Waria Juga Manusia, Sama Seperti Kita

Kehadiran waria di lingkungan sekitar kita sering kali menjadi suatu perdebatan. Pada umumnya orang percaya bahwa Tuhan hanya menciptakan manusia dengan dua jenis kelamin saja, yaitu laki-laki dan peremuan. Oleh sebab itu, kehadiran mereka seringkali dianggap melenceng dari kehendak Tuhan.

Mereka yang mengakui dirinya sebagai waria paham benar dengan pandangan masyarakat tersebut. Namun ternyata, mereka memiliki suatu keyakinan tersendiri atas pilihan hidup mereka. Banyak dari mereka yang yang percaya bahwa Tuhan memiliki tujuan atas hidup mereka. Mereka juga percaya bahwa Tuhan mengerti atas hidup mereka dan mereka menjadi waria karena adanya “keganjilan” yang terjadi di diri mereka sejak mereka kecil.

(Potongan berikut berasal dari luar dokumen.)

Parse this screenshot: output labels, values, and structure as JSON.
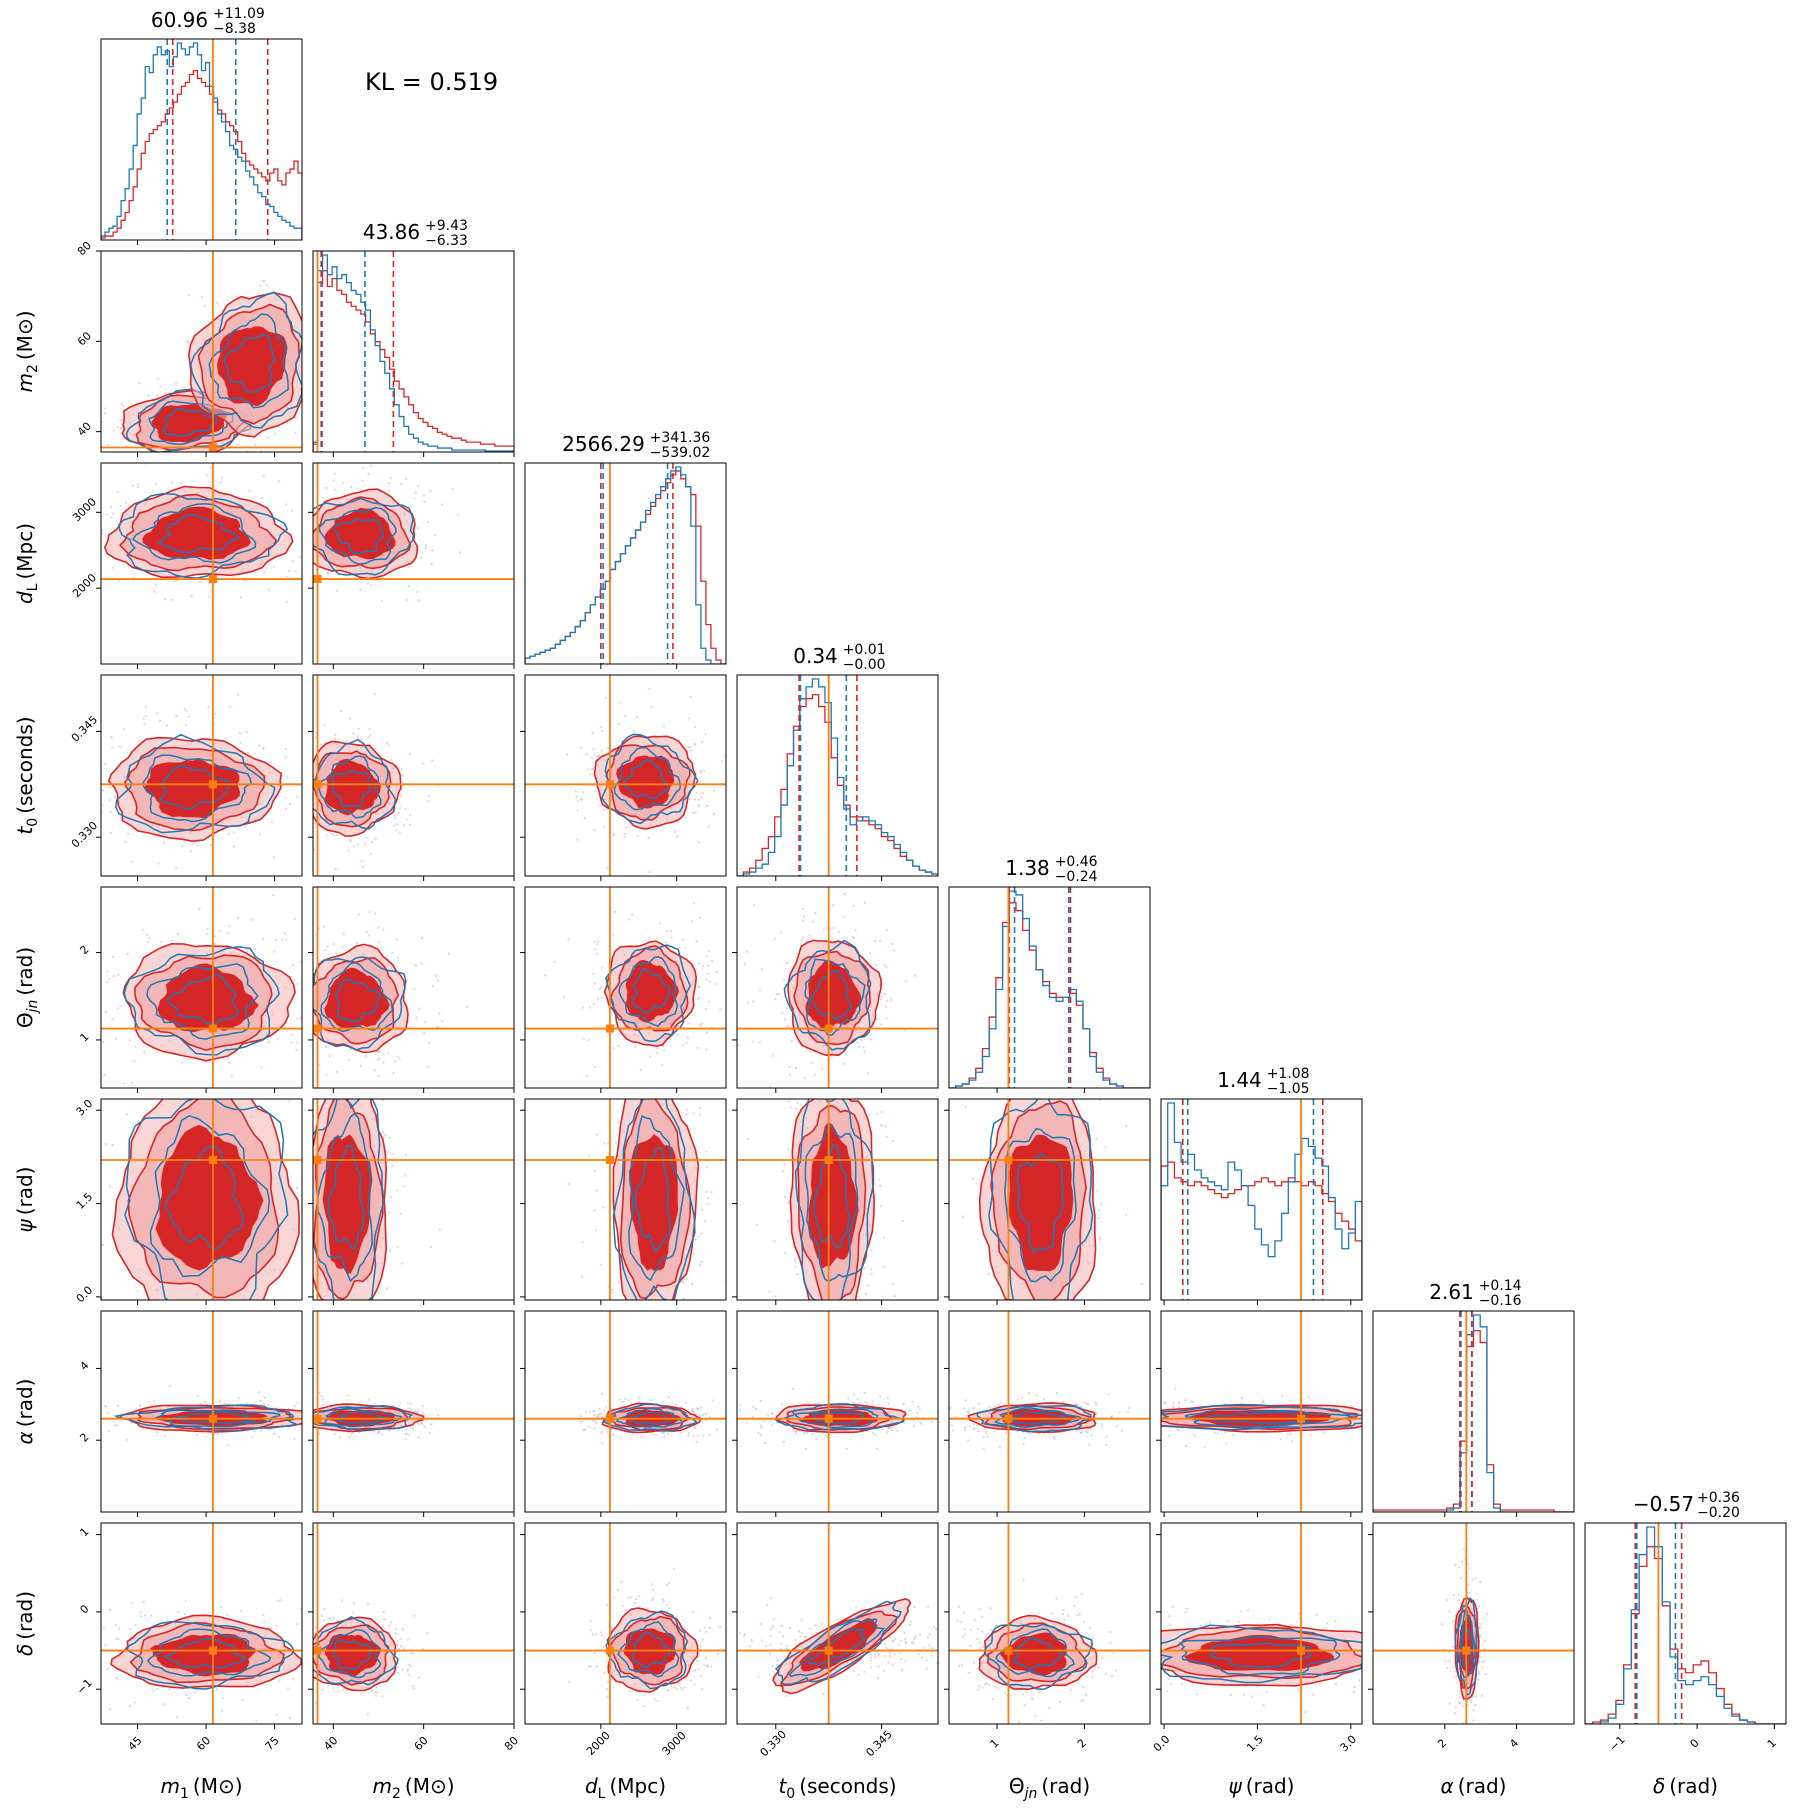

Hal ini merupakan landasan yang menarik untuk diteliti lebih jauh. Tanpa kita sadari, di era globalisasi ini, banyak dari mereka yang berusaha memaksimalkan potensi yang ada dalam dirinya agar bermanfaat bagi orang lain. Hal ini juga dilakukan agar kehadiran mereka di tengah-tengah masyarakat, khususnya masyarakat Indonesia dapat diakui.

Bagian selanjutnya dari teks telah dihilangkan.